Proposed federal budget cuts for 2013 will wipe out about $4 million that was targeted for the rescue of marine mammals.
“The cut to this grant program would be a huge hit for us. There’s just this one small parcel of money for stranding work from the federal government. We do this work fulfilling a mandate that NOAA has, and it’s important that they support it”, said Katie Moore, manager of the International Fund for Animal Welfare. (Source: Public Radio International)
If the budget is approved, all funding for the National Marine Mammal Stranding Network would be cut. NOAA oversees this network and it helps fund the rescue of marine mammals around the country. The network was formed by the Marine Mammal Protection Act (MMPA) of 1972, legislation created to address a decline in marine mammals. You can see a list of the network members on the NOAA site, with contact information for reporting marine mammal strandings.

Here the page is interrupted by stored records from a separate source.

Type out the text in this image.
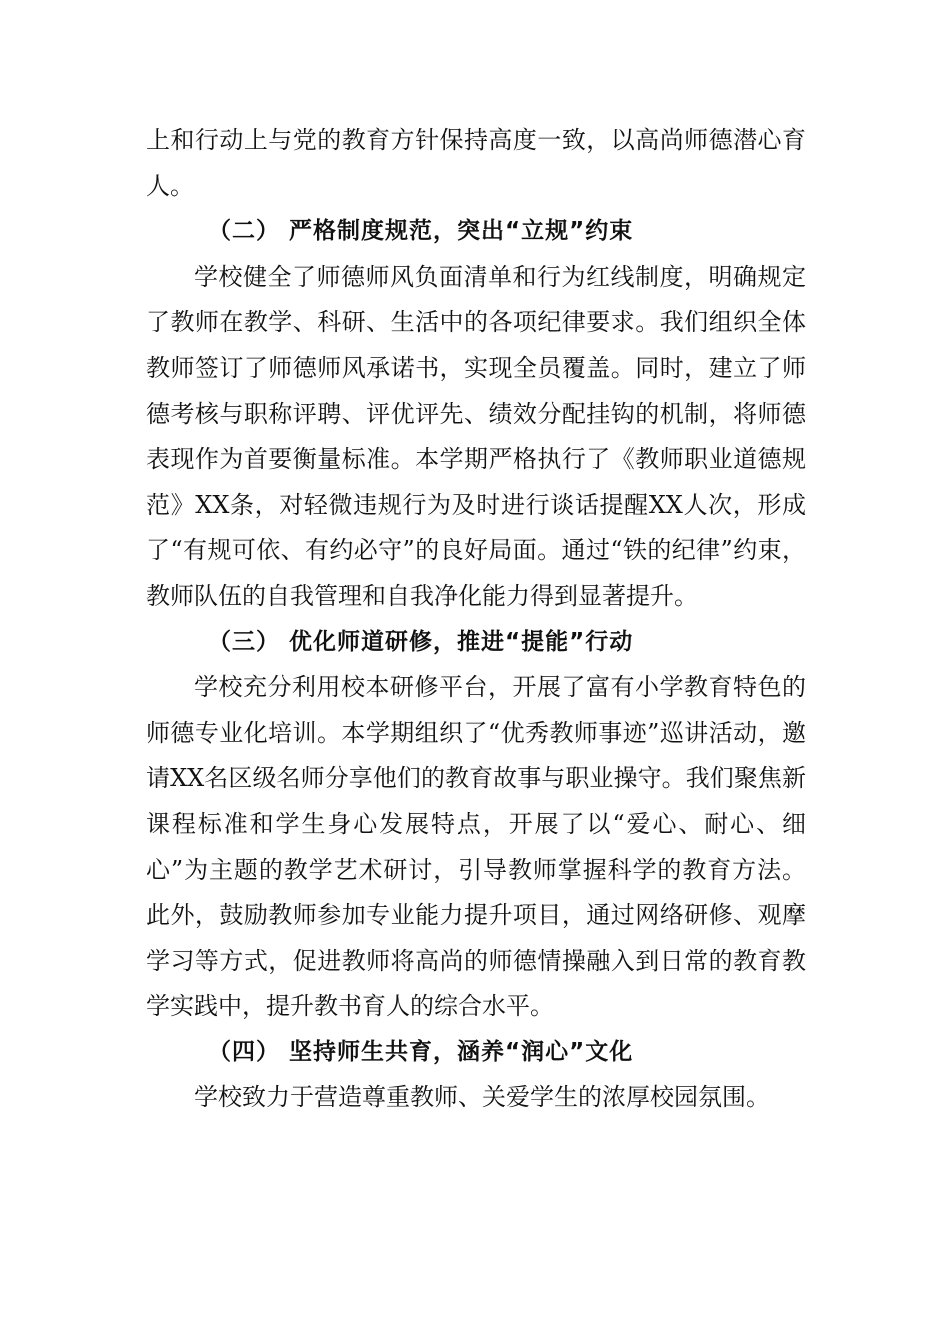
上和行动上与党的教育方针保持高度一致，以高尚师德潜心育人。

（二） 严格制度规范，突出“立规”约束

学校健全了师德师风负面清单和行为红线制度，明确规定了教师在教学、科研、生活中的各项纪律要求。我们组织全体教师签订了师德师风承诺书，实现全员覆盖。同时，建立了师德考核与职称评聘、评优评先、绩效分配挂钩的机制，将师德表现作为首要衡量标准。本学期严格执行了《教师职业道德规范》XX条，对轻微违规行为及时进行谈话提醒XX人次，形成了“有规可依、有约必守”的良好局面。通过“铁的纪律”约束，教师队伍的自我管理和自我净化能力得到显著提升。

（三） 优化师道研修，推进“提能”行动

学校充分利用校本研修平台，开展了富有小学教育特色的师德专业化培训。本学期组织了“优秀教师事迹”巡讲活动，邀请XX名区级名师分享他们的教育故事与职业操守。我们聚焦新课程标准和学生身心发展特点，开展了以“爱心、耐心、细心”为主题的教学艺术研讨，引导教师掌握科学的教育方法。此外，鼓励教师参加专业能力提升项目，通过网络研修、观摩学习等方式，促进教师将高尚的师德情操融入到日常的教育教学实践中，提升教书育人的综合水平。

（四） 坚持师生共育，涵养“润心”文化

学校致力于营造尊重教师、关爱学生的浓厚校园氛围。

Reports of deceased and live stranded marine mammals such as seals and sea lions (pinnipeds) and whales, dolphins, and porpoises (cetaceans) are called in by members of the public, so the local organizations can rescue the living or document the deceased. The local rescue organizations also collect marine mammal data for research purposes. The network is supposed to cover every mile of coastline in the United States.
The funding arm of the Marine Mammal Stranding Network is called the The John H. Prescott Marine Mammal Rescue Assistance Grant Program. This is what their own web page says about the proposed budget, “The President’s FY13 budget request did not include funding for the John H. Prescott Grant Program in FY13. ” (Source: NOAA.gov)
The way the marine mammals rescue assistance grant program works is when funded, it gives grants to the local members of the marine mammal stranding network.
Currently there is a mass stranding of dolphins taking place on the beaches of Cape Cod. On February 6, the New York Times reported the International Fund for Animal Welfare, had spent about half their annual budget in just one month on working to help them. About 179 dolphins have been stranded, with 102 deaths.